谷歌 | Transformer架构扩展，记忆Transformer

推特热议

https://twitter.com/nearcyan/status/1637891562385317897

https://twitter.com/amasad/status/1637911012774141953

标题：Memorizing Transformers

Yuhuai Wu, Markus N. Rabe, DeLesley Hutchins, Christian Szegedy

[google]

本文提出了Transformer架构的一个简单扩展，称为kNN-augmented attention，它通过使用k-nearest-neighbor lookup进入一个大的外部存储器，极大地增加了语言模型可以关注的上下文长度。

在一系列语言建模实验中证明了外部存储器的有效性，这些实验涉及各种长文档数据集，包括LaTeX文档、源代码、形式证明和书籍。
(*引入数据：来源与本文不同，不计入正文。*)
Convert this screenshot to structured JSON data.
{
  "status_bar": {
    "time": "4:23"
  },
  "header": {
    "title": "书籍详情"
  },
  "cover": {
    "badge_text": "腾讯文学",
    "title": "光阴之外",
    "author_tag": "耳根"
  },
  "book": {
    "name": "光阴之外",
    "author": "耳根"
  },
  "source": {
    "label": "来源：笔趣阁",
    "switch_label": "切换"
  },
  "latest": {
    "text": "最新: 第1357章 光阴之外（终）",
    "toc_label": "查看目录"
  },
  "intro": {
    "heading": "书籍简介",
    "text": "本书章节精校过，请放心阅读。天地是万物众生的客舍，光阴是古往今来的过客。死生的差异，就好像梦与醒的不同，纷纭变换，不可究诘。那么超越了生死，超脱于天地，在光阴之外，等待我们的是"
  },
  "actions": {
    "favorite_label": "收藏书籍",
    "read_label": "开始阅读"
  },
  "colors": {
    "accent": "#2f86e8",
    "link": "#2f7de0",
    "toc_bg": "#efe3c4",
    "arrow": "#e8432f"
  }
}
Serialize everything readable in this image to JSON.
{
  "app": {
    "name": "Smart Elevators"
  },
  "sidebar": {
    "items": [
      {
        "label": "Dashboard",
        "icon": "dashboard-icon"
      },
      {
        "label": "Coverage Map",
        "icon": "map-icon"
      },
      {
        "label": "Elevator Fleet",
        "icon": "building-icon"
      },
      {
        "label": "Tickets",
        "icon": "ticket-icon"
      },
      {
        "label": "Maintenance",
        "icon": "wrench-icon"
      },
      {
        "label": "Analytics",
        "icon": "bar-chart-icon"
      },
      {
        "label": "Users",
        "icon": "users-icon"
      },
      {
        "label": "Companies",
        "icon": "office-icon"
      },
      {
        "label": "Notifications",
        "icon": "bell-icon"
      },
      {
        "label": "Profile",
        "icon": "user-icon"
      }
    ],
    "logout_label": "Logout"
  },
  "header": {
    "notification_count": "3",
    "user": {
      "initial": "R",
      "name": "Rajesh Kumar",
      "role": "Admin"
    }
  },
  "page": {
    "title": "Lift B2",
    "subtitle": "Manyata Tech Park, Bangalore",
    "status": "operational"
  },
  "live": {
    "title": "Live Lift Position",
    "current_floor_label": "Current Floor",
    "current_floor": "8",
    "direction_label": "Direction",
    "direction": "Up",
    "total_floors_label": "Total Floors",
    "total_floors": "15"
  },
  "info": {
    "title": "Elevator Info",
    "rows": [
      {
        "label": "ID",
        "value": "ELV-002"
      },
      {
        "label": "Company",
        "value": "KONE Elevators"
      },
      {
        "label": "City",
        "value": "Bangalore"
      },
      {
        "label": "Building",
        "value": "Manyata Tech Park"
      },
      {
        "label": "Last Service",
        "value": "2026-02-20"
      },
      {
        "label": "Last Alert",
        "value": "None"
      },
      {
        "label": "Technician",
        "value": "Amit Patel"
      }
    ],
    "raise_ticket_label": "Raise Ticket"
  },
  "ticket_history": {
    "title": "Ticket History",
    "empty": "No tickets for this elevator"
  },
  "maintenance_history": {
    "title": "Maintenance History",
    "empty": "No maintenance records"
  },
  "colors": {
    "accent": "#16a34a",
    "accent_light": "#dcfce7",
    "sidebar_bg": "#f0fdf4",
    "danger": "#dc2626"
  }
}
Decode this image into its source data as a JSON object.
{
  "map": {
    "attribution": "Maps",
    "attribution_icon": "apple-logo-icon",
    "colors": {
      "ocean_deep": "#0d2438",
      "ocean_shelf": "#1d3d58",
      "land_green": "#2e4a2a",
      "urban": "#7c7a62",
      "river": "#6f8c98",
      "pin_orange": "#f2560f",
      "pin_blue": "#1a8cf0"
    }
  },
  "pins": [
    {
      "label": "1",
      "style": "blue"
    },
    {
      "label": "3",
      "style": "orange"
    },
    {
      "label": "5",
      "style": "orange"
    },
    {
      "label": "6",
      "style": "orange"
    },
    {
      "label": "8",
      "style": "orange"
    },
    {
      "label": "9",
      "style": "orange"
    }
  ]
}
在研究的所有数据集和架构中，记忆转化器显示出比基线有很大的改进；它可以与拥有5倍参数数量的虚构转化器相媲美。

尽管有一个收益递减点，但困惑度继续随着内存大小的增加而改善。此外，即使Transformer的参数从200M扩展到8B，外部存储器也会继续提供好处。也许最耐人寻味的是，记忆Transformer不需要从头开始预训练；通过向现有的预训练模型添加记忆，然后对其进行微调，有可能获得巨大的收益。与其他形式的关注不同，kNN检索可以很容易地扩展到巨大的内存规模，因此有可能利用庞大的知识库或代码库。

语言模型通常需要进行训练或微调以获得新的知识，这涉及到更新其权重。相反，论文设想的语言模型可以在推理时简单地阅读和记忆新数据，从而立即获得新知识。

在这项工作中，用记忆过去输入的内部表征的能力来扩展语言模型。证明了近似的kNN查找最近的（键，值）对的无差别记忆，改善了语言模型的各种基准和任务，包括通用网络文本（C4），数学论文（arXiv），书籍（PG-19），代码（Github），以及正式定理（Isabelle）。

实验表明，当我们把内存的大小增加到262K tokens时，性能会稳步提高。在包括代码和数学的基准测试中，发现该模型能够在测试时间内利用新定义的函数和定理。

论文地址：https://arxiv.org/pdf/2203.08913.pdf

谷歌 | Transformer架构扩展，记忆Transformer

ufabet มีเกมให้เลือกเล่นมากมาย: เกมเดิมพันหลากหลาย ครบทุกค่ายดัง

tornado crypto mixer Discover the power of privacy with TornadoCash! Learn how this decentralized mixer ensures your transactions remain confidential.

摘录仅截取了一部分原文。